There is probably a full manual on the CD that came with it that has more information.
Usually you must install the software for it BEFORE you first plug it in
If the software has it's own wireless settings program, you don't need it for XP - it's easier to use XP's built in Wireless Zero utility
If you can choose to NOT install that when you install the software, don't install it..
If it is already installed
- look in Control Panel Add / Remove Programs - if the Airlink drivers and wireless settings program are listed separately, un-install the program.
- if you can't do that - Start - Run - type: msconfig , click OK or press Enter - click on the Startup tab - if you see a line that loads the Airlink wireless settings program, click on the box at the beginning of the line to remove the checkmark , etc., etc. You will be prompted to Restart the computer - do that - when the desktop first loads a window will pop up for System Configuration or similar - click on the small blank box on it to insert a checkmark, click on the large X top right of the window to close it.
Once the Airlink settings program is not loading,
Control Panel - Network Connections - your Airlink wireless adapter should show up there,
Either there, or in My Network Places, you should see View or Search for available wireless connections oir similar .
Click on that, find the connection with the SSID (label) for your own router, click on connect.
If it says Security enabled or similar, you must supply the correct encryption key or password - the same one as in your router's configuration.
If you need to find out what that is, you can access the router's configuration on any other computer at your location that can already connect to the router and get on the internet, or you can connect a network cable betwween the wired netrwork port on your own computer and the router's wired network port.
Setting up a wireless network connection is not as straight forward as (as easy as) setting up a wired network connection.
If you're connecting to your own wireless router, the Security settings in your wireless adapter's settings must be compatible with the Security settings in the router's configuration settings.
If you want to connect to someone else's router, your wireless adapter's settings for THAT connection must be compatible with the Security settings in THAT router's configuration settings.

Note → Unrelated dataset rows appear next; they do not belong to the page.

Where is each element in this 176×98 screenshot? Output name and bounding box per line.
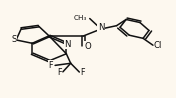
Text: F: F xyxy=(58,68,62,77)
Text: CH₃: CH₃ xyxy=(73,15,87,21)
Text: F: F xyxy=(49,61,53,70)
Text: F: F xyxy=(80,69,85,78)
Text: O: O xyxy=(85,42,91,51)
Text: N: N xyxy=(64,40,71,49)
Text: S: S xyxy=(12,34,17,44)
Text: N: N xyxy=(98,23,104,32)
Text: Cl: Cl xyxy=(154,41,162,50)
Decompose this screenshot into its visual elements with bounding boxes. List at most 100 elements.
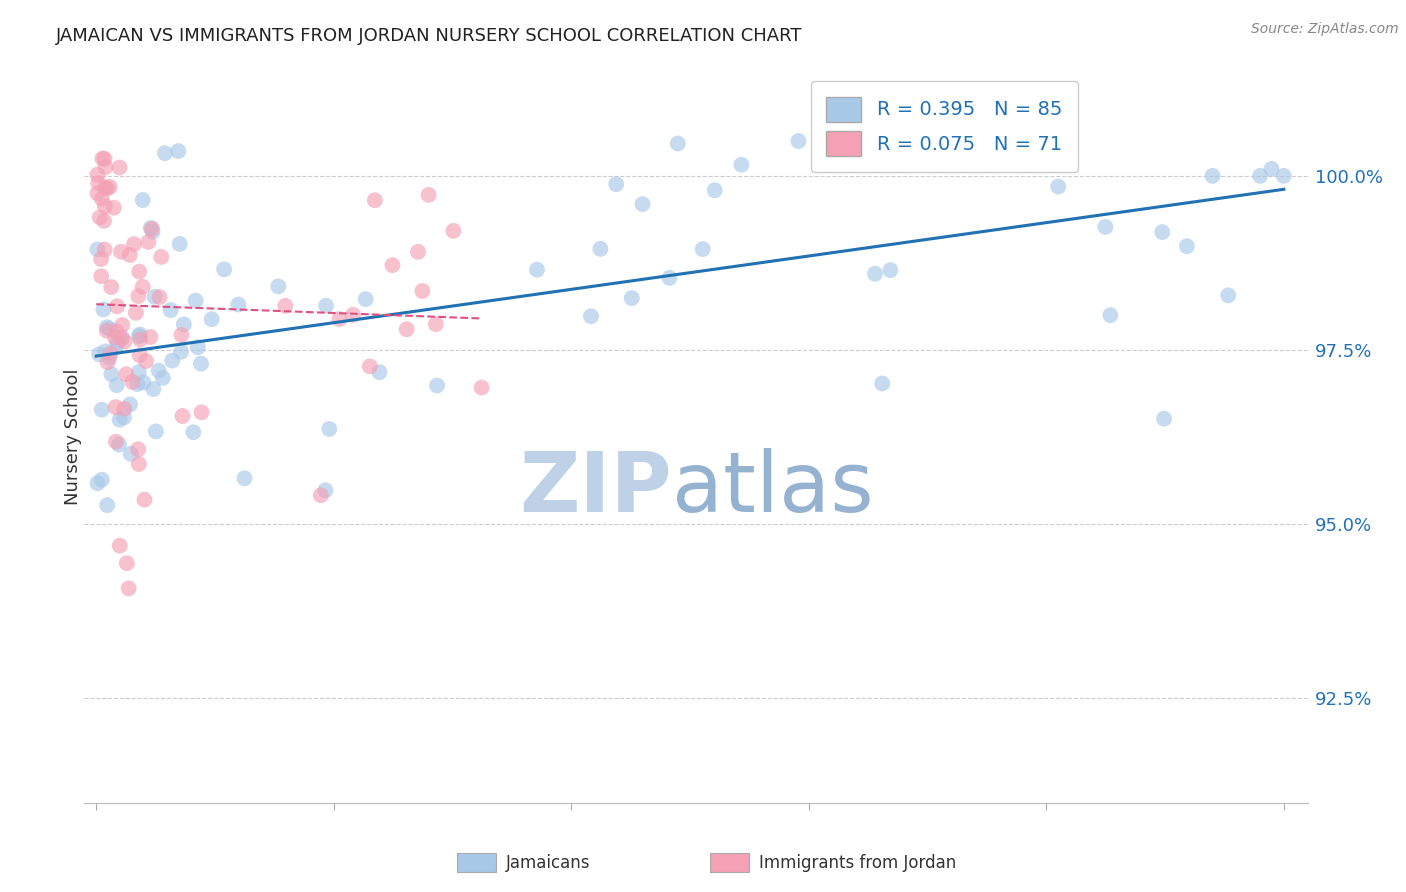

You must choose a wireless connection to connect to. You can only connect to one wireless connection at a time with a particular wireless adapter.
You can't connect to the internet via a wired and a wireless connection at the same time on the same computer - one or the other.
If you have both a wired and wireless connection to a router from the same computer, disconnect the wired connection while you're setting up your wireless adapter's internet connection, after you can connect to your router wirelessly.
If you look for available wireless networks in you wireless utility and you see "security enabled" or similar for a connection, then when you try to connect to that connection, if your security settings for that connection - most likely the encryption key string or password - are NOT right, you WILL NOT be able to connect to that wireless connection, until you supply the right type of and right encryption key or password.
For the connection to your own router that you can access physically
- the SSID must be the same - the label you see for your router when you look at your available wireless connections list
- the type of encryption must be the same
- the encryption key or password must be the same
- in Win 98SE, the wireless channel used may need to be the same (2000 and above can auto detect whatever channel it is the router is using in Window's Wireless Zero utility).
If you don't know what the Security settings are for a router that has "security enabled" or similar
- in someone else's router, you can't access it unless that person chooses to tell you their settings - at the very least the encryption type and key or password, maybe more.
- in your own router, you need to access it's configuration settings. If you can't connect to it wirelessly, then you MUST connect to the router on a computer that is connected to it via a network cable or wirelessly - your computer via a network cable, or another computer in your local network.
The manual for the router tells you
- the URL you use in your internet browser to access the router's configuration log in screen
- the default user name and password you use to access the configuration settings
If you're not sure what to do there, we need the make and model of your wireless router.